I am looking at buying a home in one of the southern Houston suburbs (about 25 miles from Downtown Houston and 25 miles from Galveston) (Oil will obviously only get more costly in the future.)
Question is: when oil hits 4+ bucks a gallon will the value of homes in the suburbs like this one decline because the cost to commute has increased?Buying a home in the Suburbs and the future oil?
One of two things must happen: We avoid commuting by moving our residences closer to our place of employment, or we spread our places of employment among our residential areas.
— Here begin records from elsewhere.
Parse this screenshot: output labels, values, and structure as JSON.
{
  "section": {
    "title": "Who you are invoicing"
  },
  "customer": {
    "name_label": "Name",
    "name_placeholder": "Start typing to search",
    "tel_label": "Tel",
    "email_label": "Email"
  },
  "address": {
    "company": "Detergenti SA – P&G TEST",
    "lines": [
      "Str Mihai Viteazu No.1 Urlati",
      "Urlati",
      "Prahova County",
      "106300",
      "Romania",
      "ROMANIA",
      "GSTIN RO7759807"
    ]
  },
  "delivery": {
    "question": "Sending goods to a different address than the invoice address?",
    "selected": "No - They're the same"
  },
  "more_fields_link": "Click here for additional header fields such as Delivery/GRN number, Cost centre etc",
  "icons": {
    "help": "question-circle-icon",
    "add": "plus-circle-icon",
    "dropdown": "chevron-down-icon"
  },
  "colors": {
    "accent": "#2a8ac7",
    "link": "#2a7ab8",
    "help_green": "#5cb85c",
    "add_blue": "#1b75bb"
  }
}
Moving all our residences into a central core would leave a lot of essentially free housing outside of the core... so we do not expect to see things go that far. Just as a move to a central core is well started it will become obvious to some employers that they will be best to move closer to that low priced suburban housing.
I observe in most Canadian cities that a large part of employment is already becoming distributed around major traffic corridors far from downtown, even as it remains impractical to have business growth downtown, impractical because it is too difficult to get both employees and customers, suppliers into and out of that core.
Cities have grown from a central business core, but as the city has grown it has becom more and more inaccessible to business coming in from its hinterland. Cities may need to reverse engineer, moving their business core to the perimeter.
This of course is forced along if business is paying a large cost for energy to get its people and supplies in, its products out of that congested core, and its customers turn away to avoid incurring a lot of those costs.